En effet, avec un programme très progressiste, n’hésitant plus à critiquer l’austérité budgétaire ni même à promettre des nationalisations, Jeremy Corbyn connaît depuis un mois une adhésion populaire impressionnante, en particulier auprès des jeunes, premières victimes de la précarité généralisée au Royaume-Uni. À tel point que les grandes enquêtes d’opinion les plus favorables ne le placent désormais plus qu’à 4 points derrière les conservateurs, rendant la victoire de ces derniers incertaine. Thierry Labica revient ici sur la forte adhésion populaire que suscitent Jeremy Corbyn et son programme de réduction des inégalités.
Le Labour de Corbyn semble réussir sa campagne, en dépit de ce qui était annoncé au moment où Theresa May a décidé de convoquer des élections générales. Pourquoi ?
Thierry Labica : Pour les conservateurs, tout semblait joué d’avance puisqu’ils étaient donnés en tête dans les sondages d’environ 24 points. L’élection s’annonçait catastrophique pour les travaillistes, les Tories pensant qu’ils n’auraient même pas à faire campagne ! Et ils étaient d’autant plus confiants que, depuis deux ans, Corbyn a été la cible d’une forte hostilité médiatique.
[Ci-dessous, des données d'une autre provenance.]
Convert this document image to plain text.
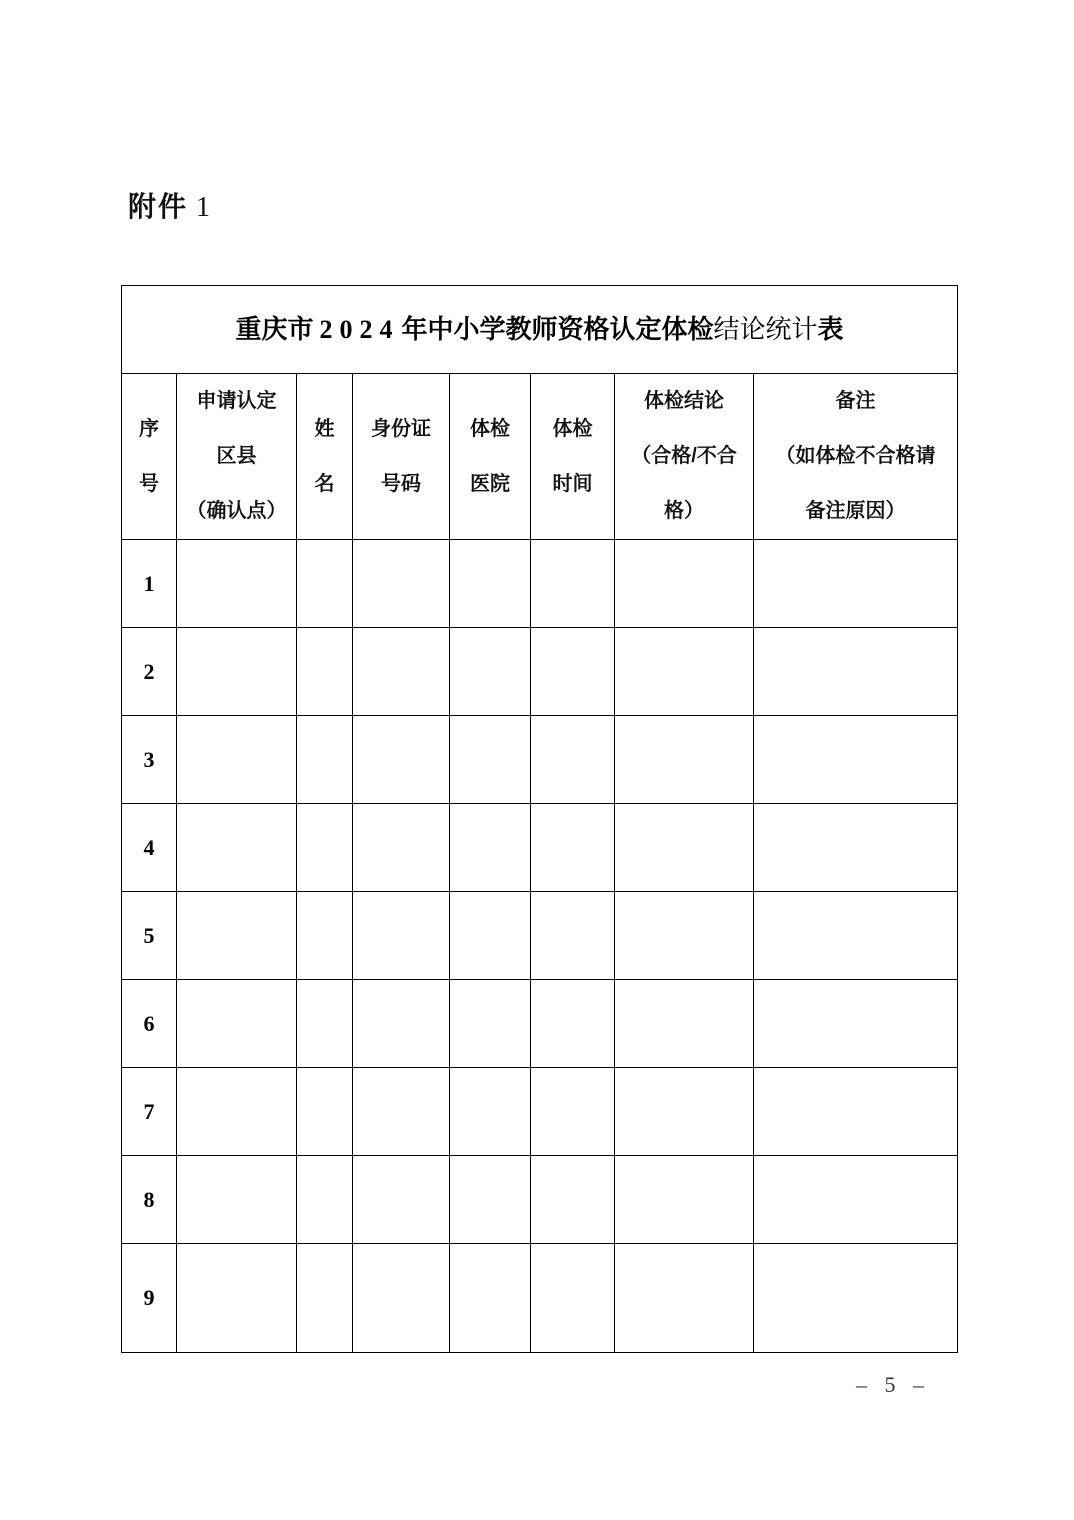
附件 1
重庆市 2024年中小学教师资格认定体检结论统计表							

序
号	申请认定
区县
（确认点）	姓
名	身份证
号码	体检
医院	体检
时间	体检结论
（合格/不合
格）	备注
（如体检不合格请
备注原因）

1							
2							
3							
4							
5							
6							
7							
8							
9							
– 5 –
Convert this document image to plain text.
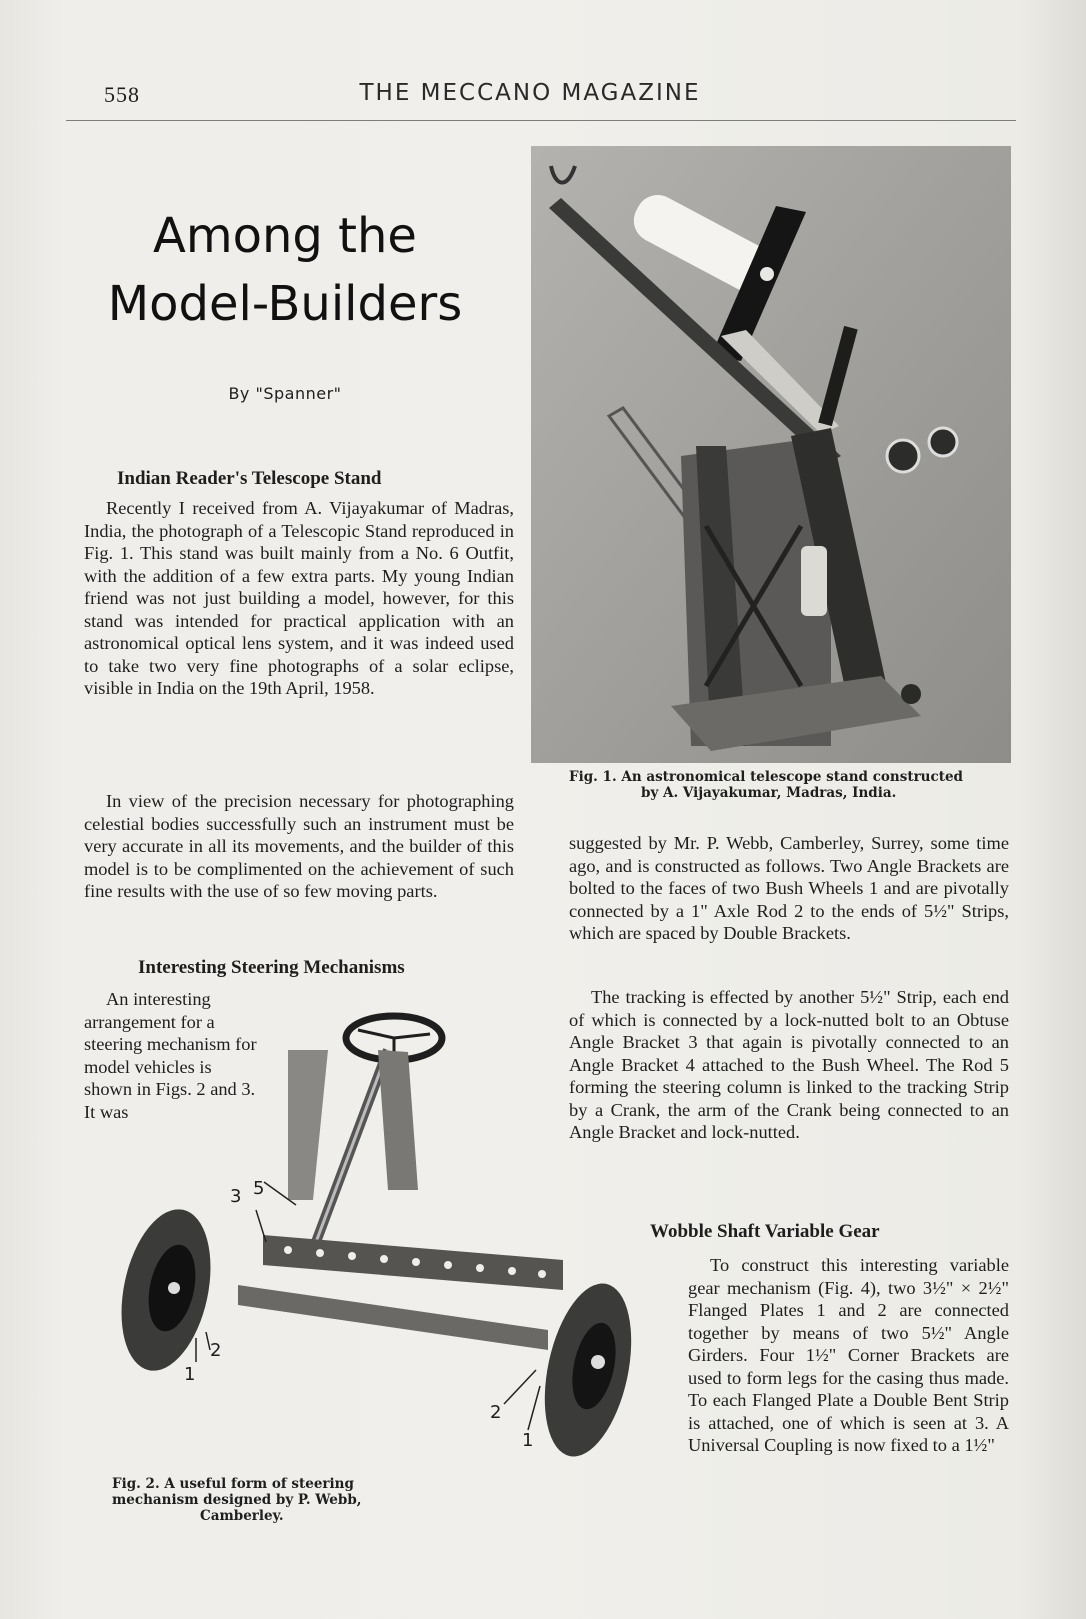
558	THE MECCANO MAGAZINE
Among the
Model-Builders
By "Spanner"
Indian Reader's Telescope Stand

Recently I received from A. Vijayakumar of Madras, India, the photograph of a Telescopic Stand reproduced in Fig. 1. This stand was built mainly from a No. 6 Outfit, with the addition of a few extra parts. My young Indian friend was not just building a model, however, for this stand was intended for practical application with an astronomical optical lens system, and it was indeed used to take two very fine photographs of a solar eclipse, visible in India on the 19th April, 1958.

In view of the precision necessary for photographing celestial bodies successfully such an instrument must be very accurate in all its movements, and the builder of this model is to be complimented on the achievement of such fine results with the use of so few moving parts.

Interesting Steering Mechanisms

An interesting arrangement for a steering mechanism for model vehicles is shown in Figs. 2 and 3. It was

Fig. 1. An astronomical telescope stand constructed
by A. Vijayakumar, Madras, India.

3 5
2
1
2
1

Fig. 2. A useful form of steering
mechanism designed by P. Webb,
Camberley.

suggested by Mr. P. Webb, Camberley, Surrey, some time ago, and is constructed as follows. Two Angle Brackets are bolted to the faces of two Bush Wheels 1 and are pivotally connected by a 1" Axle Rod 2 to the ends of 5½" Strips, which are spaced by Double Brackets.

The tracking is effected by another 5½" Strip, each end of which is connected by a lock-nutted bolt to an Obtuse Angle Bracket 3 that again is pivotally connected to an Angle Bracket 4 attached to the Bush Wheel. The Rod 5 forming the steering column is linked to the tracking Strip by a Crank, the arm of the Crank being connected to an Angle Bracket and lock-nutted.

Wobble Shaft Variable Gear

To construct this interesting variable gear mechanism (Fig. 4), two 3½" × 2½" Flanged Plates 1 and 2 are connected together by means of two 5½" Angle Girders. Four 1½" Corner Brackets are used to form legs for the casing thus made. To each Flanged Plate a Double Bent Strip is attached, one of which is seen at 3. A Universal Coupling is now fixed to a 1½"
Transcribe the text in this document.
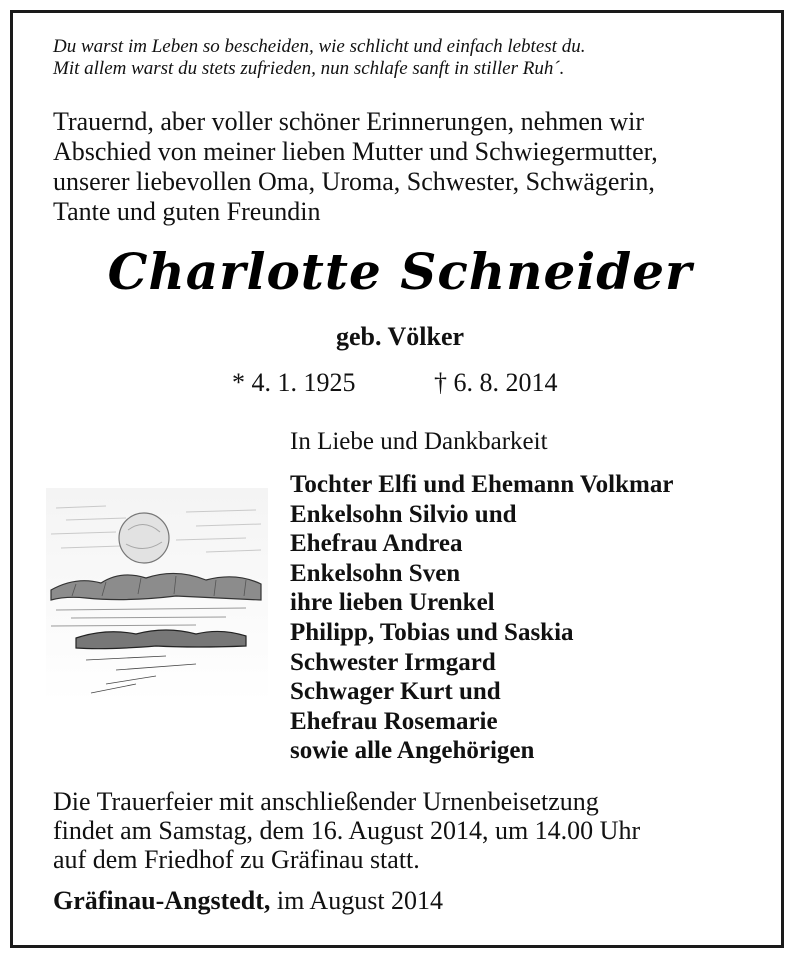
Du warst im Leben so bescheiden, wie schlicht und einfach lebtest du.
Mit allem warst du stets zufrieden, nun schlafe sanft in stiller Ruh´.
Trauernd, aber voller schöner Erinnerungen, nehmen wir
Abschied von meiner lieben Mutter und Schwiegermutter,
unserer liebevollen Oma, Uroma, Schwester, Schwägerin,
Tante und guten Freundin
Charlotte Schneider
geb. Völker
* 4. 1. 1925	† 6. 8. 2014
In Liebe und Dankbarkeit
Tochter Elfi und Ehemann Volkmar
Enkelsohn Silvio und
Ehefrau Andrea
Enkelsohn Sven
ihre lieben Urenkel
Philipp, Tobias und Saskia
Schwester Irmgard
Schwager Kurt und
Ehefrau Rosemarie
sowie alle Angehörigen
Die Trauerfeier mit anschließender Urnenbeisetzung
findet am Samstag, dem 16. August 2014, um 14.00 Uhr
auf dem Friedhof zu Gräfinau statt.
Gräfinau-Angstedt, im August 2014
Ce n’est pas moi qui le dis, mais plusieurs chercheurs qui ont étudié ces faits dans des travaux académiques, comme j’ai essayé d’en rendre compte dans quelques-uns de mes récents articles [1]. Il a aussi subi une hostilité interne au Parti travailliste, qui a en quelque sorte préparé le terrain de manière très efficace aux conservateurs, puisque le cercle parlementaire du Labour ne voulait qu’une chose : se débarrasser de Corbyn à la tête du parti. Ces élus travaillistes disaient même quasi ouvertement que, n’ayant pu empêcher les deux élections successives de Jeremy Corbyn à la direction du parti, les conservateurs allaient s’en charger puisque la tradition veut que le leader s’en aille en cas d’échec aux élections générales.
Et pourtant, depuis, les ennuis se multiplient pour les Tories…
Oui, car les travaillistes ont sorti un manifeste qui, contrairement à ce qu’on leur reprochait auparavant, est chiffré sur divers sujets : la santé, les crèches ou d’autres mesures. Certes, un matin sur la BBC, Corbyn a eu un gros trou de mémoire sur le coût de son programme de développement des crèches, mais plusieurs dirigeants conservateurs, à l’instar de Michael Fallon, ancien ministre de la Défense, se sont ridiculisés dans plusieurs interviews sur des réformes centrales de leur programme.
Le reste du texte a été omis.